P. Na Europa ainda não é tão habitual que os Governos empreguem a inteligência artificial para tomar decisões. Que impacto isso está tendo nos Estados Unidos?
R. A imprensa noticiou em março como a Administração está usando um algoritmo para decidir em quais casos uma pessoa deve receber assistência domiciliar. De repente foram cortadas muitas dessas ajudas, e idosos que vinham recebendo cuidados em casa durante anos ficaram sem eles. O que tinha mudado? O algoritmo não levava o contexto em conta e tomava más decisões. Ninguém tinha avaliado o sistema para ver quanta gente ficou de fora. Foi um escândalo nos Estados Unidos. É um exemplo de um sistema aplicado sem a pesquisa suficiente. As pessoas com menos recursos econômicos e menos nível educacional são as que estão sofrendo primeiro.
P. Os Governos deveriam tornar públicos esses algoritmos?
R. Em um dos relatórios que publicamos no ano passado no AI Now Research Institute, lançamos uma recomendação crucial: que os Governos deixem de usar sistemas algorítmicos fechados. Teriam que permitir a especialistas independentes auditar essas fórmulas para detectar onde estão as fraquezas, os vieses. Essa parte é muito importante para assegurar a igualdade de oportunidades. Percebemos que até esse momento ninguém tinha publicado nenhuma pesquisa sobre esse tema, não havia nenhum guia. Montamos uma equipe de especialistas em direito, engenharia, ciências da computação e sociologia e elaboramos um mecanismo para ajudar os Governos a desenvolverem um sistema transparente que permita aos cidadãos conhecer os detalhes, se seus dados foram processados de forma correta. Se não, nunca saberão como foi tomada uma decisão que afeta diretamente a sua vida, o seu dia a dia.
P. Vocês já provaram seu método contra os vieses com alguma administração?
R. Estamos testando com a prefeitura de Nova York, é a primeira cidade a implementar isso nos Estados Unidos. Estamos medindo como os algoritmos afetam os cidadãos. Também apresentamos o projeto na Comissão Europeia e na Espanha, onde em um mês sairá o primeiro relatório sobre as consequências da IA, encomendado pelo Ministério a um comitê de especialistas. A Europa chegou tarde ao jogo, e por isso tem que aprender com os erros dos Estados Unidos e da China, países onde a aplicação da IA na tomada de decisões pública está mais avançada.
P. E as empresas como o Facebook, deveriam ser obrigadas a torná-los públicos?
R. Olhar os algoritmos do Facebook ou do Google não nos ajudaria. São sistemas gigantescos e complexos, com centenas de milhares de algoritmos operando ao mesmo tempo, e estão protegidas pelo segredo industrial. Os Governos não vão usar esses algoritmos, vão criar sistemas públicos, e por isso devem ser abertos e transparentes. Talvez não para o público em geral, mas para comissões de especialistas independentes.

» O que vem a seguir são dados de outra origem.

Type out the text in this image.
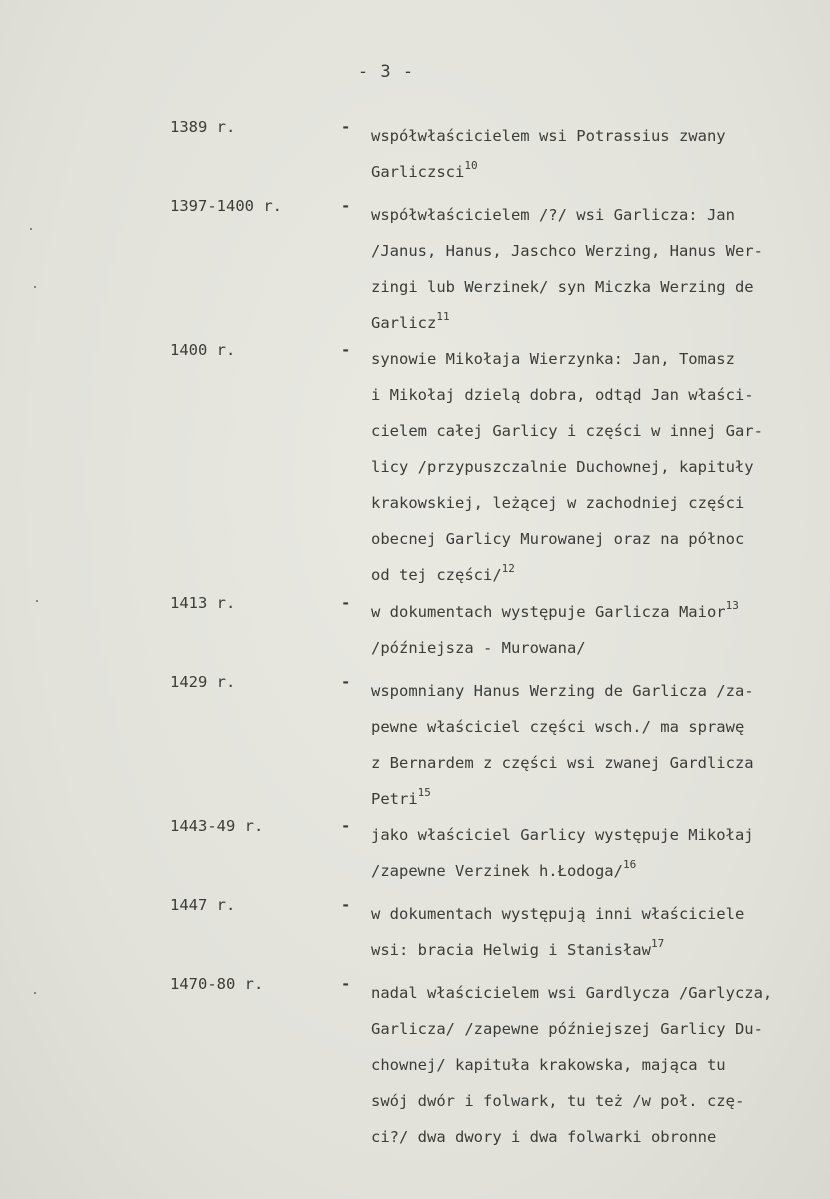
- 3 -
1389 r.	- współwłaścicielem wsi Potrassius zwany
Garliczsci$^{10}$
1397-1400 r.	- współwłaścicielem /?/ wsi Garlicza: Jan
/Janus, Hanus, Jaschco Werzing, Hanus Wer-
zingi lub Werzinek/ syn Miczka Werzing de
Garlicz$^{11}$
1400 r.	- synowie Mikołaja Wierzynka: Jan, Tomasz
i Mikołaj dzielą dobra, odtąd Jan właści-
cielem całej Garlicy i części w innej Gar-
licy /przypuszczalnie Duchownej, kapituły
krakowskiej, leżącej w zachodniej części
obecnej Garlicy Murowanej oraz na północ
od tej części/$^{12}$
1413 r.	- w dokumentach występuje Garlicza Maior$^{13}$
/późniejsza - Murowana/
1429 r.	- wspomniany Hanus Werzing de Garlicza /za-
pewne właściciel części wsch./ ma sprawę
z Bernardem z części wsi zwanej Gardlicza
Petri$^{15}$
1443-49 r.	- jako właściciel Garlicy występuje Mikołaj
/zapewne Verzinek h.Łodoga/$^{16}$
1447 r.	- w dokumentach występują inni właściciele
wsi: bracia Helwig i Stanisław$^{17}$
1470-80 r.	- nadal właścicielem wsi Gardlycza /Garlycza,
Garlicza/ /zapewne późniejszej Garlicy Du-
chownej/ kapituła krakowska, mająca tu
swój dwór i folwark, tu też /w poł. czę-
ci?/ dwa dwory i dwa folwarki obronne
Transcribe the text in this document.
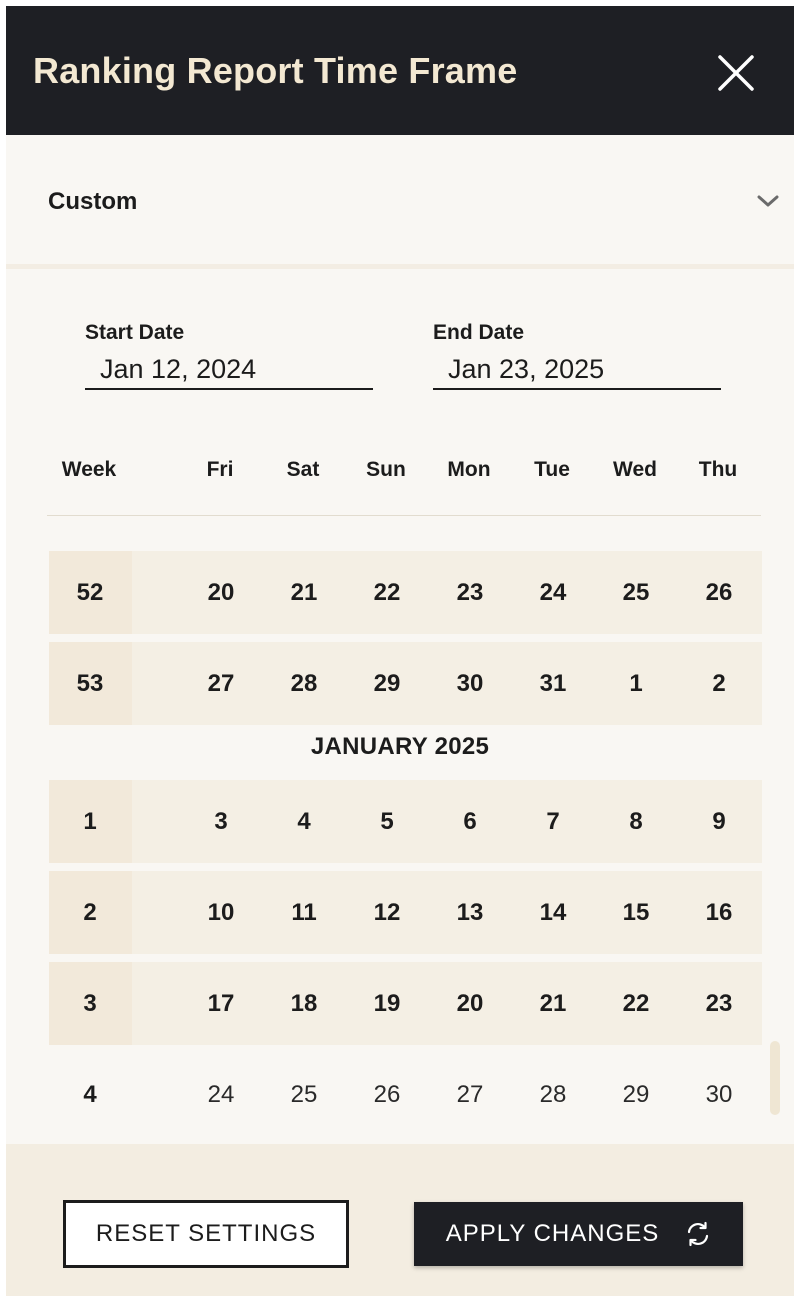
Ranking Report Time Frame
Custom
Start Date
Jan 12, 2024	End Date
Jan 23, 2025
Week	Fri	Sat	Sun	Mon	Tue	Wed	Thu
52	20	21	22	23	24	25	26
53	27	28	29	30	31	1	2
JANUARY 2025
1	3	4	5	6	7	8	9
2	10	11	12	13	14	15	16
3	17	18	19	20	21	22	23
4	24	25	26	27	28	29	30
RESET SETTINGS	APPLY CHANGES
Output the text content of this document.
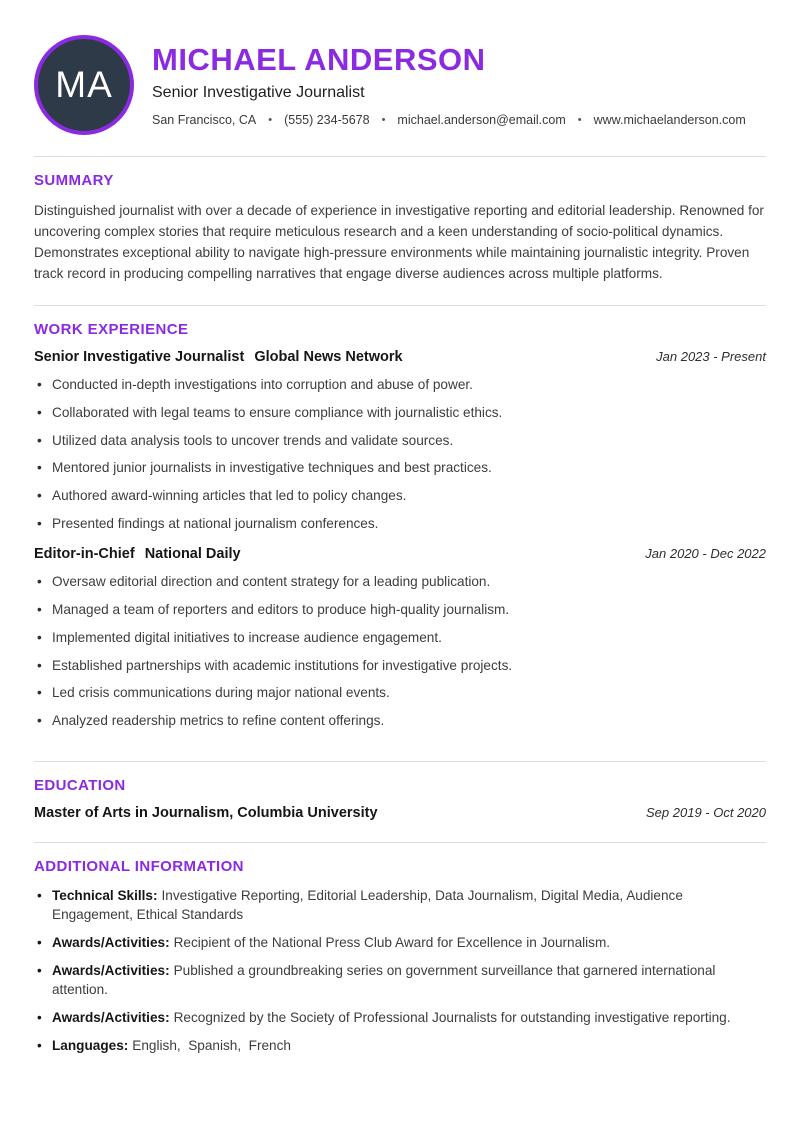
MA
MICHAEL ANDERSON
Senior Investigative Journalist
San Francisco, CA • (555) 234-5678 • michael.anderson@email.com • www.michaelanderson.com
SUMMARY

Distinguished journalist with over a decade of experience in investigative reporting and editorial leadership. Renowned for uncovering complex stories that require meticulous research and a keen understanding of socio-political dynamics. Demonstrates exceptional ability to navigate high-pressure environments while maintaining journalistic integrity. Proven track record in producing compelling narratives that engage diverse audiences across multiple platforms.

WORK EXPERIENCE
Senior Investigative Journalist Global News Network	Jan 2023 - Present
• Conducted in-depth investigations into corruption and abuse of power.
• Collaborated with legal teams to ensure compliance with journalistic ethics.
• Utilized data analysis tools to uncover trends and validate sources.
• Mentored junior journalists in investigative techniques and best practices.
• Authored award-winning articles that led to policy changes.
• Presented findings at national journalism conferences.
Editor-in-Chief National Daily	Jan 2020 - Dec 2022
• Oversaw editorial direction and content strategy for a leading publication.
• Managed a team of reporters and editors to produce high-quality journalism.
• Implemented digital initiatives to increase audience engagement.
• Established partnerships with academic institutions for investigative projects.
• Led crisis communications during major national events.
• Analyzed readership metrics to refine content offerings.
EDUCATION
Master of Arts in Journalism, Columbia University	Sep 2019 - Oct 2020
ADDITIONAL INFORMATION
• Technical Skills: Investigative Reporting, Editorial Leadership, Data Journalism, Digital Media, Audience Engagement, Ethical Standards
• Awards/Activities: Recipient of the National Press Club Award for Excellence in Journalism.
• Awards/Activities: Published a groundbreaking series on government surveillance that garnered international attention.
• Awards/Activities: Recognized by the Society of Professional Journalists for outstanding investigative reporting.
• Languages: English,  Spanish,  French
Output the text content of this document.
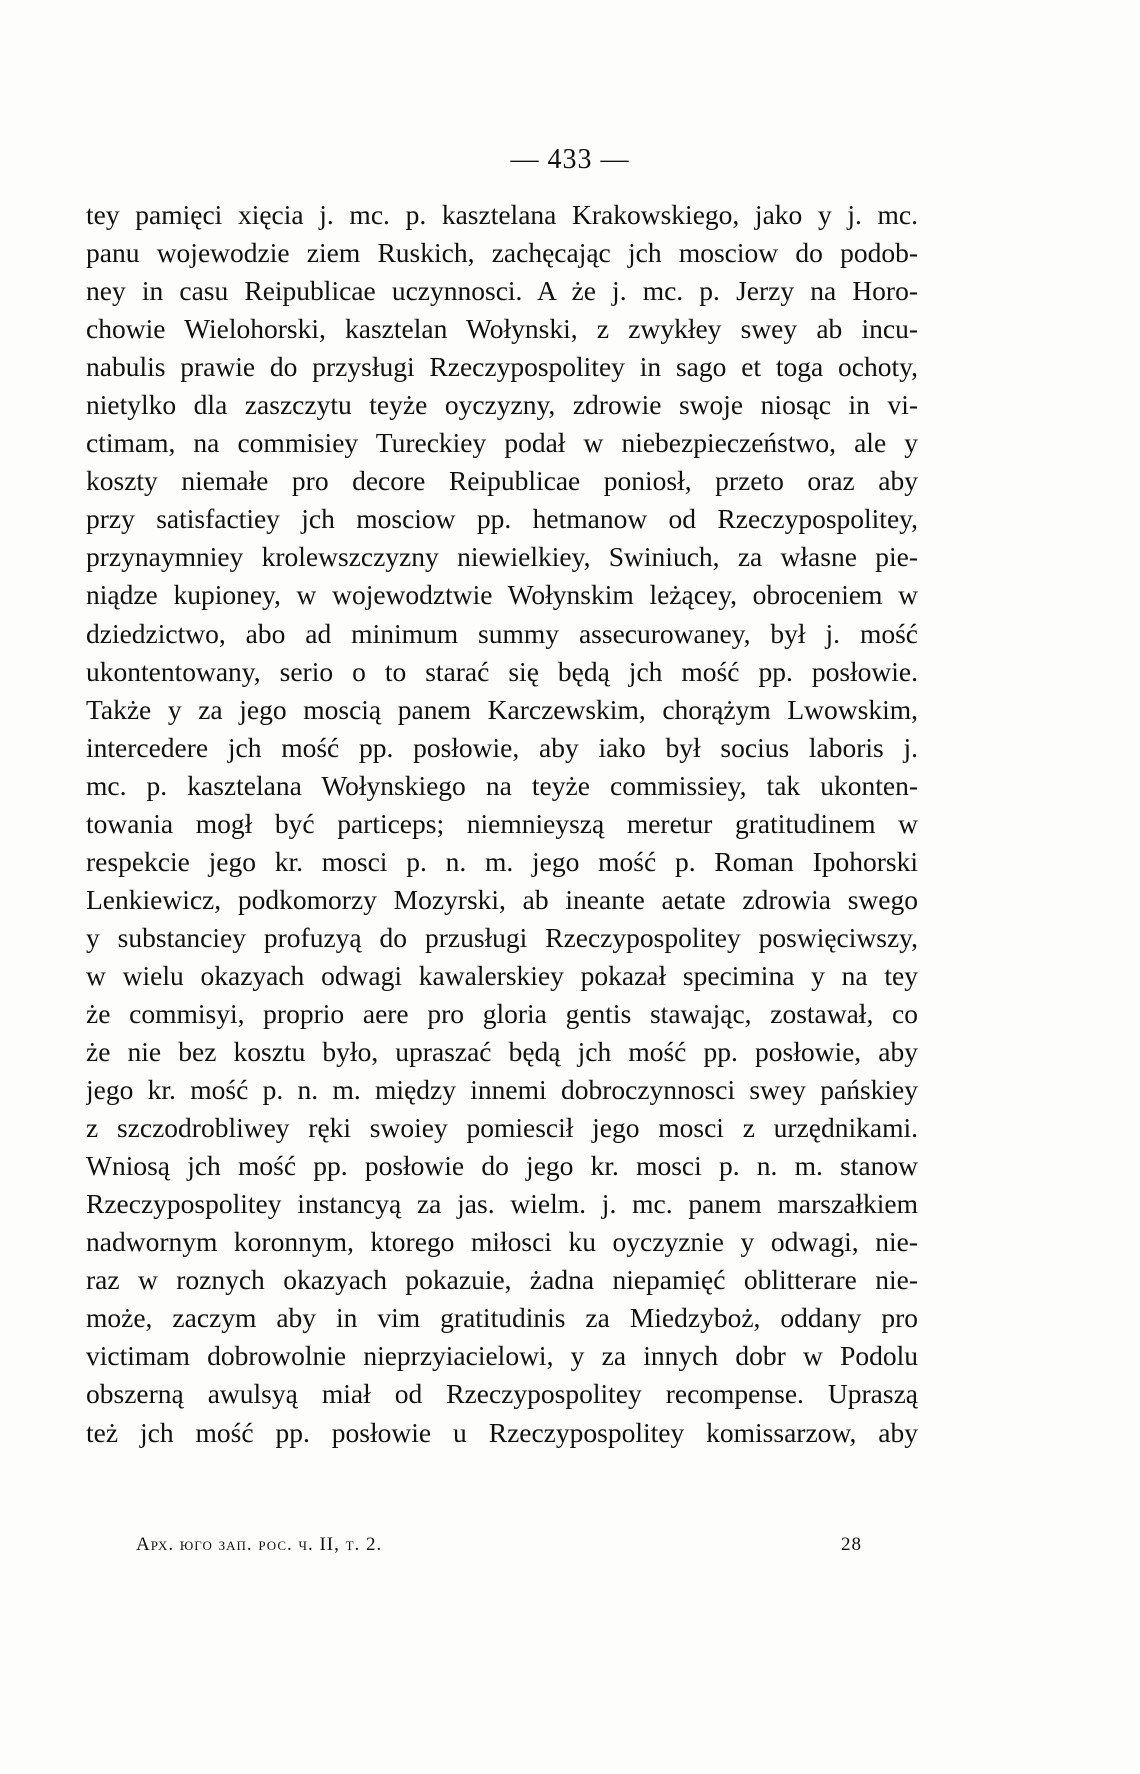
— 433 —
tey pamięci xięcia j. mc. p. kasztelana Krakowskiego, jako y j. mc.
panu wojewodzie ziem Ruskich, zachęcając jch mosciow do podob-
ney in casu Reipublicae uczynnosci. A że j. mc. p. Jerzy na Horo-
chowie Wielohorski, kasztelan Wołynski, z zwykłey swey ab incu-
nabulis prawie do przysługi Rzeczypospolitey in sago et toga ochoty,
nietylko dla zaszczytu teyże oyczyzny, zdrowie swoje niosąc in vi-
ctimam, na commisiey Tureckiey podał w niebezpieczeństwo, ale y
koszty niemałe pro decore Reipublicae poniosł, przeto oraz aby
przy satisfactiey jch mosciow pp. hetmanow od Rzeczypospolitey,
przynaymniey krolewszczyzny niewielkiey, Swiniuch, za własne pie-
niądze kupioney, w wojewodztwie Wołynskim leżącey, obroceniem w
dziedzictwo, abo ad minimum summy assecurowaney, był j. mość
ukontentowany, serio o to starać się będą jch mość pp. posłowie.
Także y za jego moscią panem Karczewskim, chorążym Lwowskim,
intercedere jch mość pp. posłowie, aby iako był socius laboris j.
mc. p. kasztelana Wołynskiego na teyże commissiey, tak ukonten-
towania mogł być particeps; niemnieyszą meretur gratitudinem w
respekcie jego kr. mosci p. n. m. jego mość p. Roman Ipohorski
Lenkiewicz, podkomorzy Mozyrski, ab ineante aetate zdrowia swego
y substanciey profuzyą do przusługi Rzeczypospolitey poswięciwszy,
w wielu okazyach odwagi kawalerskiey pokazał specimina y na tey
że commisyi, proprio aere pro gloria gentis stawając, zostawał, co
że nie bez kosztu było, upraszać będą jch mość pp. posłowie, aby
jego kr. mość p. n. m. między innemi dobroczynnosci swey pańskiey
z szczodrobliwey ręki swoiey pomiescił jego mosci z urzędnikami.
Wniosą jch mość pp. posłowie do jego kr. mosci p. n. m. stanow
Rzeczypospolitey instancyą za jas. wielm. j. mc. panem marszałkiem
nadwornym koronnym, ktorego miłosci ku oyczyznie y odwagi, nie-
raz w roznych okazyach pokazuie, żadna niepamięć oblitterare nie-
może, zaczym aby in vim gratitudinis za Miedzyboż, oddany pro
victimam dobrowolnie nieprzyiacielowi, y za innych dobr w Podolu
obszerną awulsyą miał od Rzeczypospolitey recompense. Upraszą
też jch mość pp. posłowie u Rzeczypospolitey komissarzow, aby
Арх. юго зап. рос. ч. II, т. 2.	28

P. A inteligência artificial está cada vez mais presente nos processos de seleção das empresas. A que tipo de perfis essa tecnologia prejudica?
R. Nos Estados Unidos há uma nova empresa, a Hirevue, que recruta novos perfis para companhias como Goldman Sachs e Unilever usando inteligência artificial. Durante a entrevista, você é gravado e tem 250.000 pontos do seu rosto monitorados, para que depois analisem suas expressões. Com esses dados determinam se você será um bom líder ou se será ou não honesto. Também estudam o tom de sua voz e definem padrões de comportamento. Não podemos assumir que sabemos como é alguém por suas expressões, não existe uma base científica. No século XIX popularizou-se a frenologia, que se baseava em decifrar aspectos da personalidade a partir de uma análise do rosto. Outro ponto perigoso é que as empresas procuram pessoas que se pareçam com seus atuais funcionários, e o impacto disso na diversidade é tremendo. Estão criando monoculturas.
P. Acha que chegou a hora de desmitificar algumas crenças sobre a inteligência artificial, como que as máquinas poderão ter consciência? Quanto mal alguns gurus estão causando?
R. É uma terrível distração dos verdadeiros problemas que a IA gera atualmente. Habitualmente, são os homens mais ricos e poderosos do Vale do Silício os que mais temem a Singularidade, a hipotética rebelião das máquinas, porque não têm outra coisa com que se preocuparem, da qual sentirem medo. Para o resto de nós, os temores são como vou conseguir um emprego, como vou chegar no final de mês e pagar meu aluguel, ou como pagar meu plano de saúde. Pensar que as máquinas vão ter sentimentos é um mal-entendido, é não ter ideia de como funciona a consciência humana, que é impossível que uma máquina replique. Temos corpo, conexões muito complexas, que não são só impulsos cerebrais. Somos corpos em um espaço, vivendo em comunidade e em uma cultura. As pessoas veem a palavra inteligência artificial e acham que estamos criando inteligência humana, quando o que estamos fazendo é desenhar padrões de reconhecimento e automatização. Se chamássemos de automatização artificial, o debate mudaria totalmente.